Here we go then; let's give Dave a bit of skin tone:
And he needs some trousers:
And there were way too many mosquitoes around that day for him to be topless, so he needs a shirt too:
So we're done. I've got to get busy drying these things, as the paper has been damp for a bit over 10 days, but when I get a minute I'll scan one of them at a larger resolution and post it here.
I posted earlier about the time it took to carve these blocks, and I was good about keeping track of the printing hours too, so I'll tally those up and we'll see just how long the whole thing has taken (so far - there is still another batch of 100+ to be printed, but that won't be starting for a week or so ...)
The thread continues in [Forest in Summer - 19] ...
Nice work, Dave. I'd say this print is one of the best in the current series. I do like the way you have given us distance, a peek between the trees. The fuzziness works extremely well.
Still, I am not fond of the photographic realism of the foreground. Yes, it is your style, from the beginning, I know. But in this piece, it is close to too much. Well, OK, from the images on this computer and the blog, it is hard to really tell what is going on. I'll just have to wait until my copy arrives in the mail and I can look at the authentic print.
In any event, truly good work.
Richard
... from the images on this computer and the blog, it is hard to really tell what is going on ...
It is indeed! I think you'll feel a bit better once you've got it in hand, but there is a kind of a 'disconnect' happening with these recent few prints of mine.
Back when I was making the traditional surimono stuff, they were very clearly a 'hold in the hand, view them close up' type of print. There was no perspective, they had lots of tactile paper texture (due to the plentiful open white space), and they had delicate small details. Putting them in frames and viewing them 'vertically' (as though through a 'window') made no sense at all.
But these recent prints of my own design are of course made to a different pattern: they have perspective and there is no palpable paper texture. It thus makes more sense to view them from a bit of a distance (again, as though through a window).
If you stand back to look, you would get the overall perspective and 'scene' OK, but the print is too small in overall scale to allow the viewer to stand back! And on top of that, I have put in too much bizarre tiny detail to see from a distance!

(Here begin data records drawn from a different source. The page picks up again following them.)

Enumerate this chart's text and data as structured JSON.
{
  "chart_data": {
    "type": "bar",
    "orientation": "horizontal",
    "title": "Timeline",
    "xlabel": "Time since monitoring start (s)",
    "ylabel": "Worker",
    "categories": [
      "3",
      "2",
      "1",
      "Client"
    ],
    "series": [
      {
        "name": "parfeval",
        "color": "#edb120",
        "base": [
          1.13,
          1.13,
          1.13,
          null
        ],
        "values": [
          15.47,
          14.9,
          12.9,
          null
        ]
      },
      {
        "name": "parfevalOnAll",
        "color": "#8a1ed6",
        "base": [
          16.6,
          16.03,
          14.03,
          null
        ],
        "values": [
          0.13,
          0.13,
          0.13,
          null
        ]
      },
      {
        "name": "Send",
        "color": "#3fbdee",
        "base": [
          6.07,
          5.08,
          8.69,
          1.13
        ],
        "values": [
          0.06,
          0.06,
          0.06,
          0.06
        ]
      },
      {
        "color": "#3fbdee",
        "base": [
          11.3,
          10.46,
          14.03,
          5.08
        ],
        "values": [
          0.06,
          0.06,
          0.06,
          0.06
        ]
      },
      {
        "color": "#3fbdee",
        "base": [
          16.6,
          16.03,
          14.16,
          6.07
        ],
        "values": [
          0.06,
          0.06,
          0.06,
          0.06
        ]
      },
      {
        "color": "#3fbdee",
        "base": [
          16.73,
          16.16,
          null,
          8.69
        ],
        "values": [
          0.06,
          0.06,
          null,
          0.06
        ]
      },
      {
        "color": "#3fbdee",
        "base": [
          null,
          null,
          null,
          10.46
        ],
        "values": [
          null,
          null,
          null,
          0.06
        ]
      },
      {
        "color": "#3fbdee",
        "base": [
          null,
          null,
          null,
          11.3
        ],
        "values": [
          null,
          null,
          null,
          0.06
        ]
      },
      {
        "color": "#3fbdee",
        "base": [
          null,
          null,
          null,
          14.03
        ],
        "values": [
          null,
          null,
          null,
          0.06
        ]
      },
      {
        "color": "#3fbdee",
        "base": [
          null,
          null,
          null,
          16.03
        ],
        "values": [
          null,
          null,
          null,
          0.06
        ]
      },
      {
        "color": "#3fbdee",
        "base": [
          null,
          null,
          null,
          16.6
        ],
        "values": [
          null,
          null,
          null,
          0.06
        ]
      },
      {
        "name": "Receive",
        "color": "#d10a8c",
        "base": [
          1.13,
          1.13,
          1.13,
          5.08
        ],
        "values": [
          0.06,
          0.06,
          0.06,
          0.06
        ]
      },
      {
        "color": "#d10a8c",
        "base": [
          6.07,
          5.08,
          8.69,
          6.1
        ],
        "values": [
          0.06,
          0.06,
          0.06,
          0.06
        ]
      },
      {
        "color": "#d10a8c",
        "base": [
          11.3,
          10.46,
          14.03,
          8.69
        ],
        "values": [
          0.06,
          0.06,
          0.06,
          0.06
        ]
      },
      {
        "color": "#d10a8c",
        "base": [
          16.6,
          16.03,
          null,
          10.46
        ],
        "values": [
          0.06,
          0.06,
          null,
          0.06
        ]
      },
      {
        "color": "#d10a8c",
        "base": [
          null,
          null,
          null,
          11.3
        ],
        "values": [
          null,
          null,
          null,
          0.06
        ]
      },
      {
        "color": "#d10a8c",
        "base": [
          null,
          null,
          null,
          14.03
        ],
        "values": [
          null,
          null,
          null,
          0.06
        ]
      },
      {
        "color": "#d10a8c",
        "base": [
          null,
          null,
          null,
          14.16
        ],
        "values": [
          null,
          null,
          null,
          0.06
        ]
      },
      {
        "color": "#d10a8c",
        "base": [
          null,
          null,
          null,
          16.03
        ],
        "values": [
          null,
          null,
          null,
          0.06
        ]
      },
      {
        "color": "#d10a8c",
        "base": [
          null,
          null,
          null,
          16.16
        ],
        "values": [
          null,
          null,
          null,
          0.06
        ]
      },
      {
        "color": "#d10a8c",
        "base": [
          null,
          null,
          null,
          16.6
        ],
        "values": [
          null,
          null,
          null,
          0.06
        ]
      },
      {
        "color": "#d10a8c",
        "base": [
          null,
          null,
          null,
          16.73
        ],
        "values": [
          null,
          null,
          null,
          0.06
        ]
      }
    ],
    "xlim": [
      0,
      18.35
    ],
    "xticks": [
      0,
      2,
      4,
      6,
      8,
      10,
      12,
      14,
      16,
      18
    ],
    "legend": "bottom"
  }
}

Then on the other hand, if you do hold it close to see the detail, the perspective and 'view' all become distorted. You can make the argument that 'it doesn't work either way'!
These recent prints would 'work' far better if they were 'poster' size. But made at that scale, I doubt that anybody would be able to afford them!
(As for being hard to see in these computer images, perhaps this 1500+ pixel enlargement will help!)
Thanks for the comments, Richard!
Dave, I like this very much. The little bit of color (you) in the distance rhymes ever so delicately with the mushroom. I think that's a brilliant touch.